Why should not the son of Henrietta Maria, the finest woman of her day,
add the recommendations of a handsome face and figure to his internal
qualities? He had the same hereditary title to good looks as to mental
qualifications; and the picture, with such an addition, would be perfect
in its way - and God send it might be a resemblance."

"I understand you, Master Kerneguy," said Alice; "but I am no fairy, to
bestow, as those do in the nursery tales, gifts which Providence has
denied. I am woman enough to have made enquiries on the subject, and I
know the general report is, that the King, to have been the son of such
handsome parents, is unusually hard-favoured."

"Good God, sister!" said Albert, starting impatiently from his seat.
"Why, you yourself told me so," said Alice, surprised at the emotion he
testified; "and you said" -

"This is intolerable," muttered Albert; "I must out to speak with
Joceline without delay - Louis," (with an imploring look to Kerneguy,)
"you will surely come with me?"

"I would with all my heart," said Kerneguy, smiling maliciously; "but
you see how I suffer still from lameness. - Nay, nay, Albert," he
whispered, resisting young Lee's attempt to prevail on him to leave the
room, "can you suppose I am fool enough to be hurt by this? - on the
contrary, I have a desire of profiting by it."

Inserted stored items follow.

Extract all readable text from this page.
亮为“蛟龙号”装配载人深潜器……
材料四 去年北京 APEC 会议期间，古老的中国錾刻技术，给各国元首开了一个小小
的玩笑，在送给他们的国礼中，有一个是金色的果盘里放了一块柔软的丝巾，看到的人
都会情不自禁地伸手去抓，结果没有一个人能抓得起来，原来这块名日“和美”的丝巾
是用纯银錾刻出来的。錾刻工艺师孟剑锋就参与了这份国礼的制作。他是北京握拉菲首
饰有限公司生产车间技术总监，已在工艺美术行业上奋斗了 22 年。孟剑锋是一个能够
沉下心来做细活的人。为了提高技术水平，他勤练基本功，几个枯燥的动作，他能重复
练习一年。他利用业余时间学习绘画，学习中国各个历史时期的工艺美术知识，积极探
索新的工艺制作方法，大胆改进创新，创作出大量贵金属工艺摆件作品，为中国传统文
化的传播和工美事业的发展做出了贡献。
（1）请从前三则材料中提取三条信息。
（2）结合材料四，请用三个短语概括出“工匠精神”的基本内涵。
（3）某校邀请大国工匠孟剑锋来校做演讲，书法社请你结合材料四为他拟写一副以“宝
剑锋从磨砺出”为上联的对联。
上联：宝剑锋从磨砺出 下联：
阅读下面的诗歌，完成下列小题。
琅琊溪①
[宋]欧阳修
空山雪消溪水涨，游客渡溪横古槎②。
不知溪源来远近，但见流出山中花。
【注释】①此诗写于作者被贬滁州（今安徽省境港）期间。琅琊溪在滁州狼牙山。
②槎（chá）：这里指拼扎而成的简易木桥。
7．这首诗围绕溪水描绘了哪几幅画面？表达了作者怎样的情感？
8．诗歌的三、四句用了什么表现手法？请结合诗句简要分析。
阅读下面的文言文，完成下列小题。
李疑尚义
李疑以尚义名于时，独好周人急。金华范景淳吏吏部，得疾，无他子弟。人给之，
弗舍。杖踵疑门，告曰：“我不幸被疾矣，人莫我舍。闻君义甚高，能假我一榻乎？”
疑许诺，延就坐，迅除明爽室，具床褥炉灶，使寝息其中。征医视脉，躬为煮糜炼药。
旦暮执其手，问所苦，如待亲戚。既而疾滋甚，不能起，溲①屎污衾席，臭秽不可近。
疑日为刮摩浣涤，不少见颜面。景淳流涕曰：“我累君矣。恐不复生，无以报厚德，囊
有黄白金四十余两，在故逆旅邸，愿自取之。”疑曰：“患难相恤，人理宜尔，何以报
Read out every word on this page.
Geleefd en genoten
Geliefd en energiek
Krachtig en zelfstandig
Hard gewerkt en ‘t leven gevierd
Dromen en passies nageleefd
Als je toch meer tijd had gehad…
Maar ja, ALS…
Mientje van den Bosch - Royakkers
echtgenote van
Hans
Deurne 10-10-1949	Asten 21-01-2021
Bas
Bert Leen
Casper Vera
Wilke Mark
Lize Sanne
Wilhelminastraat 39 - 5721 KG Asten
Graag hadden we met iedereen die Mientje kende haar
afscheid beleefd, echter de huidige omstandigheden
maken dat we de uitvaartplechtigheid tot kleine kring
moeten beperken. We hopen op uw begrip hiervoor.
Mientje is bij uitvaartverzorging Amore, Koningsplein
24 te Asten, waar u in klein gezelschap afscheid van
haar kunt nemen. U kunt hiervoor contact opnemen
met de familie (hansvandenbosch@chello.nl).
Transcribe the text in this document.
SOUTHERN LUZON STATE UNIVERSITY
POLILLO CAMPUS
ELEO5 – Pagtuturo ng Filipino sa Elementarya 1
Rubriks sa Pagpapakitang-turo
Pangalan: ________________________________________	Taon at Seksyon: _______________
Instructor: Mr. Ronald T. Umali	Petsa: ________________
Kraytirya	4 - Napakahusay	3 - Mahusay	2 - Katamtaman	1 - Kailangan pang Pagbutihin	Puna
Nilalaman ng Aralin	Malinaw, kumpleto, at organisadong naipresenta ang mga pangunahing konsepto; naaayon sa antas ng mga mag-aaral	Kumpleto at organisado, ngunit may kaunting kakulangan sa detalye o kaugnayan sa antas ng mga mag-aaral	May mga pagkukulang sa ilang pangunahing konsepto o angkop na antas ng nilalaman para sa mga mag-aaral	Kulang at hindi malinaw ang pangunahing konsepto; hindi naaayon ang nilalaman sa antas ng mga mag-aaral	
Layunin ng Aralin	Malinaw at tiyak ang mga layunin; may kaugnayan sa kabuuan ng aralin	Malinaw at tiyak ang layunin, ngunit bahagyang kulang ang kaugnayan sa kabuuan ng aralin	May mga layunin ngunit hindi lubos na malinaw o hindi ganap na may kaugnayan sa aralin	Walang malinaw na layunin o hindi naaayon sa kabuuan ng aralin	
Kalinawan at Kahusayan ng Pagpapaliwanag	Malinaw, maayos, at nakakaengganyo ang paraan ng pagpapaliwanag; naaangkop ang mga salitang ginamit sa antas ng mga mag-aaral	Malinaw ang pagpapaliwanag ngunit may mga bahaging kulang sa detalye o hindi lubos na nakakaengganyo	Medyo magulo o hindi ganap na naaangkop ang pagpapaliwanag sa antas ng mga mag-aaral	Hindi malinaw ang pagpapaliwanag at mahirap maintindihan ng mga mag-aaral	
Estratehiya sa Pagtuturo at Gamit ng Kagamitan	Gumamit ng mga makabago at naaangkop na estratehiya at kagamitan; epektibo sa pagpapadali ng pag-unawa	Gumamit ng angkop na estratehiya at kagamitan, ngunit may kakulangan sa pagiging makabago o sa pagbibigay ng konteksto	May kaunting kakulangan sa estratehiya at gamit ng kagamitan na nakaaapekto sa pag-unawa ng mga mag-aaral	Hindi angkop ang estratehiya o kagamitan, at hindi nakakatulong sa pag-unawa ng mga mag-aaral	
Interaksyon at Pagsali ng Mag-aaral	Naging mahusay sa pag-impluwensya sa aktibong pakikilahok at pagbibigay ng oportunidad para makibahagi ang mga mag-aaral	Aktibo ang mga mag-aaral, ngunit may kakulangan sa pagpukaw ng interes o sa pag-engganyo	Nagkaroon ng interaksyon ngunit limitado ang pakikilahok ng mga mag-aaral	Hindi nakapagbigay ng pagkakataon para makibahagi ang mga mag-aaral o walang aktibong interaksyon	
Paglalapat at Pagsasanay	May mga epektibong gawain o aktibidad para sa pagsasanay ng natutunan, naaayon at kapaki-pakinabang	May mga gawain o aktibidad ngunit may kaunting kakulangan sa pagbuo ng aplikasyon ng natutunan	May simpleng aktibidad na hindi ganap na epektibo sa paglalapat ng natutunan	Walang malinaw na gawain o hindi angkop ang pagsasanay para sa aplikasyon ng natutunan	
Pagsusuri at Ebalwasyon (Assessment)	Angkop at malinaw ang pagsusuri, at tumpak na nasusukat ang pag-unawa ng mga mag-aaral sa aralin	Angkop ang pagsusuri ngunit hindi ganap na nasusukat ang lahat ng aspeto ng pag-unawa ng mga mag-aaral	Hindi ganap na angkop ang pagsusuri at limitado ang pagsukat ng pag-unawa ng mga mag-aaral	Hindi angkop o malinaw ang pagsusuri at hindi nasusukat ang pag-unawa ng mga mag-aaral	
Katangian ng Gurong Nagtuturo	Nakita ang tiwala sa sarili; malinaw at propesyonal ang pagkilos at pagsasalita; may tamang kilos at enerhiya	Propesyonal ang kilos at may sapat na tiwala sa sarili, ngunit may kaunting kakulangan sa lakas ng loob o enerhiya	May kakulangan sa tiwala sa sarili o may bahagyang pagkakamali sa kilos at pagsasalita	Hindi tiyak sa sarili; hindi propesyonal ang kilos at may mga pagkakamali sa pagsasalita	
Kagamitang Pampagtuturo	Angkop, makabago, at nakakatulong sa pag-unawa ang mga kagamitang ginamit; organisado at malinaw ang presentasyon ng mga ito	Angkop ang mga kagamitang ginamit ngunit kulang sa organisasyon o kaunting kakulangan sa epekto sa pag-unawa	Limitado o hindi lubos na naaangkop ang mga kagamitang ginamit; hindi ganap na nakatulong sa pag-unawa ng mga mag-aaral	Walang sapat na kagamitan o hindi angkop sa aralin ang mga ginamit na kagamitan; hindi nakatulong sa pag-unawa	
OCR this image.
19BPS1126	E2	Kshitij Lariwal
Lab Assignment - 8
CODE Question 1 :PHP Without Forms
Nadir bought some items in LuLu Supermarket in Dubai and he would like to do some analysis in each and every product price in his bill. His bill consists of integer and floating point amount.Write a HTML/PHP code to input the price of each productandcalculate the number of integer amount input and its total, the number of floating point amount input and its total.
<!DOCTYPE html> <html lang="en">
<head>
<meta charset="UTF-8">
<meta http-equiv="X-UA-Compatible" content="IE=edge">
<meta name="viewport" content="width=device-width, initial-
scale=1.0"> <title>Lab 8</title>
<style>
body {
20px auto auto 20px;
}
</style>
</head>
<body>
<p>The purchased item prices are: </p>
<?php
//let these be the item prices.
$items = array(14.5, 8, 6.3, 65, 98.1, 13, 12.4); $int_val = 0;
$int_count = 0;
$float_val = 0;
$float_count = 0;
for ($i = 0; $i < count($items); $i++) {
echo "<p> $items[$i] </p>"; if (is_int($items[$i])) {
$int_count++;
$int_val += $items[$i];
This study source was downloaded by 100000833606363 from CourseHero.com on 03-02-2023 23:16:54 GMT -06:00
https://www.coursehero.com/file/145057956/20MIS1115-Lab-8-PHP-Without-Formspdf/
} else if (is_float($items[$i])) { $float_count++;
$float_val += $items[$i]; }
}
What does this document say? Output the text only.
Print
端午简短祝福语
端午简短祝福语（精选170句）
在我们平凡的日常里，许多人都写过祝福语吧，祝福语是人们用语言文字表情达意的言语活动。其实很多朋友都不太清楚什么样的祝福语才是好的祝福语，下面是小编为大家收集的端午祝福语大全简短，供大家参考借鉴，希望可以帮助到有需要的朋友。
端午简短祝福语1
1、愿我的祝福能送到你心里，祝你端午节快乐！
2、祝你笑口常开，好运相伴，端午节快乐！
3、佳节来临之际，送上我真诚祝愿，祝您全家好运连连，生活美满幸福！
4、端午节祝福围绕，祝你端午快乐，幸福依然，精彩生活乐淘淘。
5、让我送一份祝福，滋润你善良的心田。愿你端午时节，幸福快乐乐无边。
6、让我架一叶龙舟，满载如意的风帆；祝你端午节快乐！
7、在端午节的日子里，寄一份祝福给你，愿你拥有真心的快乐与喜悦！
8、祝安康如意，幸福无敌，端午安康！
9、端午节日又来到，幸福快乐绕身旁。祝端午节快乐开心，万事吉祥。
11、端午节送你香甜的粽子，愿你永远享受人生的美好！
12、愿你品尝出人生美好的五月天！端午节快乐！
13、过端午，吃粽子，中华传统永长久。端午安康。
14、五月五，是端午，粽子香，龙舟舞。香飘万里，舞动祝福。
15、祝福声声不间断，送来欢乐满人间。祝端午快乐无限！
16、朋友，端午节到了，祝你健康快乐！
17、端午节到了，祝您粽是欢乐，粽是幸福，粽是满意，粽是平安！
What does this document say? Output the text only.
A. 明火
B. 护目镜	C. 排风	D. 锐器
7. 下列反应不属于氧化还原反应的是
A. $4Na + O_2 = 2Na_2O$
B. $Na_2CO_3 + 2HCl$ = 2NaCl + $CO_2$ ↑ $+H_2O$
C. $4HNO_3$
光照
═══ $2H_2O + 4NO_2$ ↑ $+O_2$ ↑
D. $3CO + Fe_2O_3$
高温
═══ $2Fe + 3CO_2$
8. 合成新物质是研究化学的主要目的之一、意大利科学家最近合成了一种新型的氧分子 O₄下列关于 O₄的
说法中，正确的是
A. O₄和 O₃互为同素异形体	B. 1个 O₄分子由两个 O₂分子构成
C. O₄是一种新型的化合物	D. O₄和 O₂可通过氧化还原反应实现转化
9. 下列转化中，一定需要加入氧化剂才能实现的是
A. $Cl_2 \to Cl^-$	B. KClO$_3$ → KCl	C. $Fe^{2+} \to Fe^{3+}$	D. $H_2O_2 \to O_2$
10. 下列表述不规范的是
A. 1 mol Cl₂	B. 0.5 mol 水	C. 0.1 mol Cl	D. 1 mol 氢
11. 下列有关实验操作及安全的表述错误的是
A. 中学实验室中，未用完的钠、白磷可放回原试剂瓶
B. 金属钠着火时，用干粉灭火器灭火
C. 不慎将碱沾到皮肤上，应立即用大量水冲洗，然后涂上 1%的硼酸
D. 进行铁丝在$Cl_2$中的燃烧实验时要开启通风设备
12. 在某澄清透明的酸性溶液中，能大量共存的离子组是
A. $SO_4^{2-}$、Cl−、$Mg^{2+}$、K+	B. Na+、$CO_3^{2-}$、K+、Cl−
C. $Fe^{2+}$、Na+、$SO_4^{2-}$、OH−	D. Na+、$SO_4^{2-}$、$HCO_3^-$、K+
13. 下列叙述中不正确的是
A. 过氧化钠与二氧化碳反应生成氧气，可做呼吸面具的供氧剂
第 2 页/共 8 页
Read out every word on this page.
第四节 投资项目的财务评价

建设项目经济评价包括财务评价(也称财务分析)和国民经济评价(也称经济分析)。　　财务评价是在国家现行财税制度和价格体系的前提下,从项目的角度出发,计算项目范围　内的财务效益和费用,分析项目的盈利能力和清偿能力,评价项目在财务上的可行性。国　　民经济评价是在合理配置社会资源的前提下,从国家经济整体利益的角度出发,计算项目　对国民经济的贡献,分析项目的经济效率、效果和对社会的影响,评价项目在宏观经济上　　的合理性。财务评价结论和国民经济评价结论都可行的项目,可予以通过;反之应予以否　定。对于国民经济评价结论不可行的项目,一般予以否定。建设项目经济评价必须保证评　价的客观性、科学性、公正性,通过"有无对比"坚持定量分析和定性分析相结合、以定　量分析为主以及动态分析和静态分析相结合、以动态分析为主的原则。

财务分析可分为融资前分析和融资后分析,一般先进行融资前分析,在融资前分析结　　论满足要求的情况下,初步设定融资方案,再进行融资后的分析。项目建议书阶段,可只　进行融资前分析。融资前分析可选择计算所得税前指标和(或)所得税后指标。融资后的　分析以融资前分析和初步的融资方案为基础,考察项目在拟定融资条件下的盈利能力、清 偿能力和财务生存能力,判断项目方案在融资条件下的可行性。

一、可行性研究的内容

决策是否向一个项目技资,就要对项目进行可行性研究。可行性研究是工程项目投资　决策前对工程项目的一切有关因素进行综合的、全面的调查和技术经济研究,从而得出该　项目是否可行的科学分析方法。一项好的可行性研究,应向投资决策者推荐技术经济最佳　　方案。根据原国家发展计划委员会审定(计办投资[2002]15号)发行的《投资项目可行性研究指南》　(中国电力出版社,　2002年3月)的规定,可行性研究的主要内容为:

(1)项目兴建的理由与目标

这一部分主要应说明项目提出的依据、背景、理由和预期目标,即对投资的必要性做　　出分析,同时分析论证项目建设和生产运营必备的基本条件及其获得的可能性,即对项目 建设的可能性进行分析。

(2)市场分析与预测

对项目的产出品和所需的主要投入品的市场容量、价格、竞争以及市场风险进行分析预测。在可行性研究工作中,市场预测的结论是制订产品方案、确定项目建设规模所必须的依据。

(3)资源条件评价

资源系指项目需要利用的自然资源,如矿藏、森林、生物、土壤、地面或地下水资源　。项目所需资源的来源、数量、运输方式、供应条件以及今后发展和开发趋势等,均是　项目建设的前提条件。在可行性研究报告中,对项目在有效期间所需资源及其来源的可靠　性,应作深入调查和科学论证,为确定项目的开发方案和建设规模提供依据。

"May God grant it!" said Lee to himself, as he left the room - "it will
be the first lecture you ever profited by; and the devil confound the
plots and plotters who made me bring you to this place!" So saying, he
carried his discontent forth into the Park.

* * * * *

CHAPTER THE TWENTY-THIRD.


For there, they say, he daily doth frequent
With unrestrained loose companions;
While he, young, wanton, and effeminate boy,
Takes on the point of honour, to support
So dissolute a crew.
RICHARD II.

The conversation which Albert had in vain endeavoured to interrupt,
flowed on in the same course after he had left the room. It entertained
Louis Kerneguy; for personal vanity, or an over-sensitiveness to
deserved reproof, were not among the faults of his character, and were
indeed incompatible with an understanding, which, combined with more
strength of principle, steadiness of exertion, and self-denial, might
have placed Charles high on the list of English monarchs. On the other
hand, Sir Henry listened with natural delight to the noble sentiments
uttered by a being so beloved as his daughter. His own parts were rather
steady than brilliant; and he had that species of imagination which is
not easily excited without the action of another, as the electrical
globe only scintillates when rubbed against its cushion. He was well
pleased, therefore, when Kerneguy pursued the conversation, by observing
that Mistress Alice Lee had not explained how the same good fairy that
conferred moral qualities, could not also remove corporeal blemishes.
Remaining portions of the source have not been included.